Member of the National Assembly of South Africa
- Incumbent
- Assumed office 22 May 2019
- In office 21 June 2013 – 21 November 2013

Personal details
- Born: Wayne Maxim Thring 1 February 1963 (age 63) Sydenham, Durban, Natal Province, South Africa
- Party: African Christian Democratic Party (1995–present)
- Children: 3
- Occupation: Member of Parliament
- Committees: Portfolio Committee on Trade and Industry Portfolio Committee on Agriculture, Land Reform and Rural Development Portfolio Committee on Public Works and Infrastructure

= Wayne Thring =

South African politician (born 1963)

Wayne Maxim Thring (born 1 February 1963) is a South African teacher and politician who serves as the deputy president of the African Christian Democratic Party (ACDP).
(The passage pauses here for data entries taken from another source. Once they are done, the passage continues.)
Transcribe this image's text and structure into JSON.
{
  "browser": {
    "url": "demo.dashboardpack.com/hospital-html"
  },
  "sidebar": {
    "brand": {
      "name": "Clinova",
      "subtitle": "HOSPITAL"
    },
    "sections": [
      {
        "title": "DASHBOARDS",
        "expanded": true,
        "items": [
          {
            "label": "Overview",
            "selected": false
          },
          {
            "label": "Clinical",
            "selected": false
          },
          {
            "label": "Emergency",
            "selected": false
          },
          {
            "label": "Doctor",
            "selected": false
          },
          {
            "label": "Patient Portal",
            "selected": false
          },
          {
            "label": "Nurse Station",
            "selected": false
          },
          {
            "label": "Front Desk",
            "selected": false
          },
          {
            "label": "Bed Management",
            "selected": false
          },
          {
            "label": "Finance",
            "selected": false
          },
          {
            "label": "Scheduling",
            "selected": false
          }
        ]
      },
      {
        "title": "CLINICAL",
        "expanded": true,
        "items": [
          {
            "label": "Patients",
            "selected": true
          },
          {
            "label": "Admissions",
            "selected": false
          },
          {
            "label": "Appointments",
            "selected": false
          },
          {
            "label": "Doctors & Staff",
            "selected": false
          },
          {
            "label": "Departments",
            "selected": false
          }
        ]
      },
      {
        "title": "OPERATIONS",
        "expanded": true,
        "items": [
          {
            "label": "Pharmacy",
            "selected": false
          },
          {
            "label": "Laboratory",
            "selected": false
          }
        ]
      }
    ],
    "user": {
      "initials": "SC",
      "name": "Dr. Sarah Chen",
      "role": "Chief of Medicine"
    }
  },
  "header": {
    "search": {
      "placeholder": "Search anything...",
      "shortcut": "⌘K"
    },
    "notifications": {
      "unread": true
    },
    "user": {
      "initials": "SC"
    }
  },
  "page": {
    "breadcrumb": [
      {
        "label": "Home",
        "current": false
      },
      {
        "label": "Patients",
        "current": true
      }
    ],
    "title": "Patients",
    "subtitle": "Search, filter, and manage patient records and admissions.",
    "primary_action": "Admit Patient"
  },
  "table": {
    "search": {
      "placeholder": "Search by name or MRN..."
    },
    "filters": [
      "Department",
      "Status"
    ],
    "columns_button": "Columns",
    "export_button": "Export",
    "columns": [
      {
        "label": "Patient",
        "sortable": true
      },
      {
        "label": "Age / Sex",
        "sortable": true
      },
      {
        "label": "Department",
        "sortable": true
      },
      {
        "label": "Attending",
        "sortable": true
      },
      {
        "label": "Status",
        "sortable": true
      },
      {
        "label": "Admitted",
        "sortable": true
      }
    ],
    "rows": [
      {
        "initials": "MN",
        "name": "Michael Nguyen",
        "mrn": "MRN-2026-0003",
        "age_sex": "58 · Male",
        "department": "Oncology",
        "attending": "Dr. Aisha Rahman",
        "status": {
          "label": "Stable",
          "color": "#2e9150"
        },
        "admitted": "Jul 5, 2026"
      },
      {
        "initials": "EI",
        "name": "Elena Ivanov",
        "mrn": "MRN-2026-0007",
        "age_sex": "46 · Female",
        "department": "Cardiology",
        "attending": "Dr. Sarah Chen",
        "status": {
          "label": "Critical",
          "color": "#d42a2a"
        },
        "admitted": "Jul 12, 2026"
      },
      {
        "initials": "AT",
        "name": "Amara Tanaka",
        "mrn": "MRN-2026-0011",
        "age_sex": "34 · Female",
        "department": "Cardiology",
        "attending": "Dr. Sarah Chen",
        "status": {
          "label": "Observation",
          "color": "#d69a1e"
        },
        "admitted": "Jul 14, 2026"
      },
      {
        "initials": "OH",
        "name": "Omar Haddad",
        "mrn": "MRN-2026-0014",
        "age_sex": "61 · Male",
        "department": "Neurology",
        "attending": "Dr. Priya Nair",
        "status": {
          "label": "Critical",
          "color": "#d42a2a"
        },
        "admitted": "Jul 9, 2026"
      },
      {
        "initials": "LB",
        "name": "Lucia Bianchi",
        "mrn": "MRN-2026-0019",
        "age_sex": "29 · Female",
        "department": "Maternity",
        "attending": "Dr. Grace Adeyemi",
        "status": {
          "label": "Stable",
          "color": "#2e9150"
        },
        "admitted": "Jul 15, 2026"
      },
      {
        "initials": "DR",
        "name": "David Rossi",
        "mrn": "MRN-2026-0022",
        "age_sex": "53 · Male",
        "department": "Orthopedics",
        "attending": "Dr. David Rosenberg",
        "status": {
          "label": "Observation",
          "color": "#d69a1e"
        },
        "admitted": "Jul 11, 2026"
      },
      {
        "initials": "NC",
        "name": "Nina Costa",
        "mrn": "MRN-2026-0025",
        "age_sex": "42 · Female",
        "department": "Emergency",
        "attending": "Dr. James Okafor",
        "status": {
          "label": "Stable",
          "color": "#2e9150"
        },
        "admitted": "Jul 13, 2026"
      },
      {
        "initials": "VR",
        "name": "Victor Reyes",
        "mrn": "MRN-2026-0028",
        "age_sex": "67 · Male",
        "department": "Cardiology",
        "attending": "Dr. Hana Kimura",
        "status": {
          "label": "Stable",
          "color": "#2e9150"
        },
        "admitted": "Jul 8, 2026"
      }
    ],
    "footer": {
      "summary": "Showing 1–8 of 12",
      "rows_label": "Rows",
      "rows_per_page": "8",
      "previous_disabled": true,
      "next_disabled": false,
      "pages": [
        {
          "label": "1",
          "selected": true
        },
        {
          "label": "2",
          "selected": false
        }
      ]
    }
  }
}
He was sworn in as a Member of the National Assembly of South Africa in May 2019. Thring had previously served as an MP in the same house in 2013.

==Biography==
Thring was born on 1 February 1963. He obtained a teaching diploma from the Bechet Teachers’ Training College. He later achieved both a BA degree in psychology and biblical studies and a BA Honours in psychology from the University of South Africa. Thring received a postgraduate diploma in economic principles from the University of London.

Thring joined the ACDP in 1995. He was elected the deputy provincial chairperson of the party in KwaZulu-Natal prior to being elected provincial chairperson in 1997. He held the post for a decade. Thring is currently the ACDP's national deputy president and the provincial leader of the party. In 2000, he was elected as a city councillor in the eThekwini Metropolitan Municipality. He served on the council until 2013.

Thring was sworn in as an MP on 21 June 2013 but only held the post for five months before resigning on 21 November 2013. However, he returned to Parliament following the 2019 general election. Thring was re-elected to a second five-year term in the National Assembly in the 2024 general elections.